Most of the recent work in psychedelic neuroscience has been done using non-invasive neuroimaging, with data recorded from the brains of adult volunteers under the influence of a variety of drugs. While this data provides holistic insights into the effects of psychedelics on whole-brain dynamics, the effects of psychedelics on the meso-scale dynamics of cortical circuits remains much less explored. Here, we report the effects of the serotonergic psychedelic N,N-diproptyltryptamine (DPT) on information-processing dynamics in a sample of in vitro organotypic cultures made from rat cortical tissue. Three hours of spontaneous activity were recorded: an hour of pre-drug control, and hour of exposure to 10$\mu$M DPT solution, and a final hour of washout, once again under control conditions. We found that DPT reversibly alters information dynamics in multiple ways: first, the DPT condition was associated with higher entropy of spontaneous firing activity and reduced the amount of time information was stored in individual neurons. Second, DPT also reduced the reversibility of neural activity, increasing the entropy produced and suggesting a drive away from equilibrium. Third, DPT altered the structure of neuronal circuits, decreasing the overall information flow coming into each neuron, but increasing the number of weak connections, creating a dynamic that combines elements of integration and disintegration. Finally, DPT decreased the higher-order statistical synergy present in sets of three neurons. Collectively, these results paint a complex picture of how psychedelics regulate information processing in meso-scale cortical tissue. Implications for existing hypotheses of psychedelic action, such as the Entropic Brain Hypothesis, are discussed.

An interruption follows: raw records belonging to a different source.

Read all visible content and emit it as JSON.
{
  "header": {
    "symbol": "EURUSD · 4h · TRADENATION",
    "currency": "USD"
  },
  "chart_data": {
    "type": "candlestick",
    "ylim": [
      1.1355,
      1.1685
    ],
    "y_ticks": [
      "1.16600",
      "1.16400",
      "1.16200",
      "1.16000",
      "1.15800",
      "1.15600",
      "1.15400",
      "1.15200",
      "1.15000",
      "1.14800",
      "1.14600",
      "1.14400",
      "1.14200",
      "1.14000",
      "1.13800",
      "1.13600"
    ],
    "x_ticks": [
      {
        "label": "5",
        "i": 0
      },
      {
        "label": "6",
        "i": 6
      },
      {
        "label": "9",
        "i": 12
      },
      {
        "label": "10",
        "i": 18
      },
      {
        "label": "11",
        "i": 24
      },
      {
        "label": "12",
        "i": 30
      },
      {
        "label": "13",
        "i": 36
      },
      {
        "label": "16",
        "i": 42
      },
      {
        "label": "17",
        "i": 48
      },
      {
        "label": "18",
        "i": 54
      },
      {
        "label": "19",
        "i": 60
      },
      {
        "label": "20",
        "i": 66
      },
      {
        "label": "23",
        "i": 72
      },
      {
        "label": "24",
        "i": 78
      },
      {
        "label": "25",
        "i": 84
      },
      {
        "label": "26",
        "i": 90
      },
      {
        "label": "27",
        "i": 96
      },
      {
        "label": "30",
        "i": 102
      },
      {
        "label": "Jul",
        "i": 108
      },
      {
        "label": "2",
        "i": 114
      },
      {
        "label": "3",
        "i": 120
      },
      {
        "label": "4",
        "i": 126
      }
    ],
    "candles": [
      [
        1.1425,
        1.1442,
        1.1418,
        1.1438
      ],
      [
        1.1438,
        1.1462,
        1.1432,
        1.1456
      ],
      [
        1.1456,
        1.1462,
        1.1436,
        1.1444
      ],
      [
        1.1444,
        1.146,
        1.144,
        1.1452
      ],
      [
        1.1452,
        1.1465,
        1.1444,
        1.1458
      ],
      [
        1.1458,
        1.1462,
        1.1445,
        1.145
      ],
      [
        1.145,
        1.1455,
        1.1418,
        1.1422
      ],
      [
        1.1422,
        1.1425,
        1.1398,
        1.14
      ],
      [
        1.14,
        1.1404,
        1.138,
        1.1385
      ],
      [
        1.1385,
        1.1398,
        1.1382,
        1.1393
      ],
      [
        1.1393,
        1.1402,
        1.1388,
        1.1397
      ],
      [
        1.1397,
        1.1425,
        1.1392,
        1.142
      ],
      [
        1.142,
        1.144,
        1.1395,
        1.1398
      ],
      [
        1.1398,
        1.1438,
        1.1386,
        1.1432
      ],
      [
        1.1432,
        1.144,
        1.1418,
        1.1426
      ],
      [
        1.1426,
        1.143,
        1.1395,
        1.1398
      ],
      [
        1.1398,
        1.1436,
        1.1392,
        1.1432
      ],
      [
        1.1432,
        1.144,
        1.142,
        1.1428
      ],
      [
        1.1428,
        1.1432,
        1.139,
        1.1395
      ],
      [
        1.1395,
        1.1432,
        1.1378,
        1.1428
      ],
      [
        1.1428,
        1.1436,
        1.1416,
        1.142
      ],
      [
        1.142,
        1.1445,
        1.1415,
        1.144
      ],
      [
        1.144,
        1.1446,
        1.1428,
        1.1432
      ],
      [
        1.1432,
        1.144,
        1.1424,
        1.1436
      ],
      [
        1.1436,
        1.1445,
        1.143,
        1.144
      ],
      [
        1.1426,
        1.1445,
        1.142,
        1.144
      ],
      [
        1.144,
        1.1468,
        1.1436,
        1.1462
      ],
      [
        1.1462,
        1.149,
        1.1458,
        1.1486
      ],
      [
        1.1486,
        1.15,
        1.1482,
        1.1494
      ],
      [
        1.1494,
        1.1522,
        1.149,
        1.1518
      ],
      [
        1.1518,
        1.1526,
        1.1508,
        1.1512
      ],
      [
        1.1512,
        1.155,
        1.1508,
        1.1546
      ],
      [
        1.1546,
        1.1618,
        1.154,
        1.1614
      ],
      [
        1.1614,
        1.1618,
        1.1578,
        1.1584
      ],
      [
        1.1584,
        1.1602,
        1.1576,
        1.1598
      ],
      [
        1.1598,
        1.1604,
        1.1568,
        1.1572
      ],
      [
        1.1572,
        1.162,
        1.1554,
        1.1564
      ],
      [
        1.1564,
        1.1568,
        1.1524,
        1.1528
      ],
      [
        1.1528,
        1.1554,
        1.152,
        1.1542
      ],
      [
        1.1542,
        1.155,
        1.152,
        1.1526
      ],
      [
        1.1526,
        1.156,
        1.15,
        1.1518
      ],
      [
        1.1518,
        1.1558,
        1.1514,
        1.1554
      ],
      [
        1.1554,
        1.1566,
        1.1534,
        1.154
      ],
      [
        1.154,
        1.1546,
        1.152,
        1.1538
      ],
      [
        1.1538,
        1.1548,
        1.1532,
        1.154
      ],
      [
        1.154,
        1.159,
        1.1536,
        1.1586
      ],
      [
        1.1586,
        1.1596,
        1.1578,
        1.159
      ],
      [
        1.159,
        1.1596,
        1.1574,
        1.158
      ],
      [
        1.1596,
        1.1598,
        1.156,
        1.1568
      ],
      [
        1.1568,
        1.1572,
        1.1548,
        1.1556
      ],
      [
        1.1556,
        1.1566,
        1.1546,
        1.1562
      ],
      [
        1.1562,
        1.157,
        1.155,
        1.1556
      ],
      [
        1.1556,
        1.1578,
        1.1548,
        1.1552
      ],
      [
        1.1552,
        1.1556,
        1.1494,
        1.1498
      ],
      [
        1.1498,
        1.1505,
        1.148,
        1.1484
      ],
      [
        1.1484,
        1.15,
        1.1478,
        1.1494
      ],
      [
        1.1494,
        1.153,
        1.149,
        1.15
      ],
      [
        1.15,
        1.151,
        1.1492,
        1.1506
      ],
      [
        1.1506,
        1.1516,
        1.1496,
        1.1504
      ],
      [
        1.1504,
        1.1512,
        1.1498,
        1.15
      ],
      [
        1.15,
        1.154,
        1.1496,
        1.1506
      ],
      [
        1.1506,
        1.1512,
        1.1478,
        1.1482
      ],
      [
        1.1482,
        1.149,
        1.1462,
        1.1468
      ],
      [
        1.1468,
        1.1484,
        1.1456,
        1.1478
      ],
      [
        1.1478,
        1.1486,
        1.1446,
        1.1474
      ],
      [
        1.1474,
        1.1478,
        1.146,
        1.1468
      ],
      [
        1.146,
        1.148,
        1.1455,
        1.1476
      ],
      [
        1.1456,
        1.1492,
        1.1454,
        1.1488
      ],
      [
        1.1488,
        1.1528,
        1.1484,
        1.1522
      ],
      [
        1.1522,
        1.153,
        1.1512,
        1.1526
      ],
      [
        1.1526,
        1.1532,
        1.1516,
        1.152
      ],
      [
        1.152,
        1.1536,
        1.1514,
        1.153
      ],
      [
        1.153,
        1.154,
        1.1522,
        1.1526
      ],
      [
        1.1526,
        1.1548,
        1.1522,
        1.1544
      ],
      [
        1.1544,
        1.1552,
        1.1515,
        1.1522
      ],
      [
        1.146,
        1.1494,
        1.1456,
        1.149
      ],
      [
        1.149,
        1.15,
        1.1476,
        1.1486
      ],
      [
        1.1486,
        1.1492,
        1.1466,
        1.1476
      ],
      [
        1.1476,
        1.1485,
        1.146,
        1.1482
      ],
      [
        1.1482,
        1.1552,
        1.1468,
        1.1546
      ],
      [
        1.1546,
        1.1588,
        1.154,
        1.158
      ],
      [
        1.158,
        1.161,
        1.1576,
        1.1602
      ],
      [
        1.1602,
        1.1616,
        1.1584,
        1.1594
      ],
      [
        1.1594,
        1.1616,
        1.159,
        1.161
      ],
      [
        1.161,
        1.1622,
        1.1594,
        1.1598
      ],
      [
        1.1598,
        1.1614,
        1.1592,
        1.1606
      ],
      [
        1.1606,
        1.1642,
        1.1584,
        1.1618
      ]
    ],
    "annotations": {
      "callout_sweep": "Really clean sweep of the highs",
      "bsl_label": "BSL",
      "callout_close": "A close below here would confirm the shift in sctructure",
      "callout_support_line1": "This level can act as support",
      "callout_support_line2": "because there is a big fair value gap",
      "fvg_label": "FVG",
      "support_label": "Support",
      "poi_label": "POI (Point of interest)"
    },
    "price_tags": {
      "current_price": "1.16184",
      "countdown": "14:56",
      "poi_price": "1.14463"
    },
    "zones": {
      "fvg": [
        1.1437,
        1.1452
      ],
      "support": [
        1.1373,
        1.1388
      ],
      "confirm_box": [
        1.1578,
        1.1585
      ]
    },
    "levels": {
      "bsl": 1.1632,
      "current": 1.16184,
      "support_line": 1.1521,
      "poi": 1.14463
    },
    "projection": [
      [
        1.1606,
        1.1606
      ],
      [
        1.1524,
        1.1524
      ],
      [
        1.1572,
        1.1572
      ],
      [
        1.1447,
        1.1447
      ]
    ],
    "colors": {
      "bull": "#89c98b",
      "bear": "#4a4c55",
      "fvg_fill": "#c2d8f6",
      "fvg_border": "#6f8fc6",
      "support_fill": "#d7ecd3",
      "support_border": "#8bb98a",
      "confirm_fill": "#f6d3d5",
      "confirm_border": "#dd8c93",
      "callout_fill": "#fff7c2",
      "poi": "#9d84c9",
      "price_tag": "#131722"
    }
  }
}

翻译：近期致幻剂神经科学领域的研究多采用非侵入性脑成像技术，通过记录成年志愿者在多种药物影响下的脑部数据。这类数据虽能整体揭示致幻剂对全脑动力学的影响，但其对皮层回路中尺度动力学的作用机制仍鲜有探索。本研究基于大鼠皮层组织制备的器官型离体培养样本，报道了血清素能致幻剂N,N-二丙基色胺（DPT）对信息处理动力学的影响。实验记录了三小时的自发放电活动：给药前对照时段（1小时）、暴露于10μM DPT溶液时段（1小时）及撤药后对照时段（1小时）。结果发现，DPT通过多种途径可逆地改变信息动力学：首先，DPT处理组自发放电活动的熵值升高，同时信息在单个神经元中的存储时间缩短；其次，DPT降低了神经活动的可逆性，增加了熵的产生，表明系统偏离平衡态；第三，DPT改变了神经回路结构，减少了进入每个神经元的信息流总量，但增加了弱连接数量，形成兼具整合与分离特征的动态模式；最后，DPT降低了三神经元集合中存在的高阶统计协同作用。综合这些结果，揭示了致幻剂如何调控中尺度皮层组织信息处理的复杂机制，并讨论了其对现有致幻剂作用假说（如熵脑假说）的启示意义。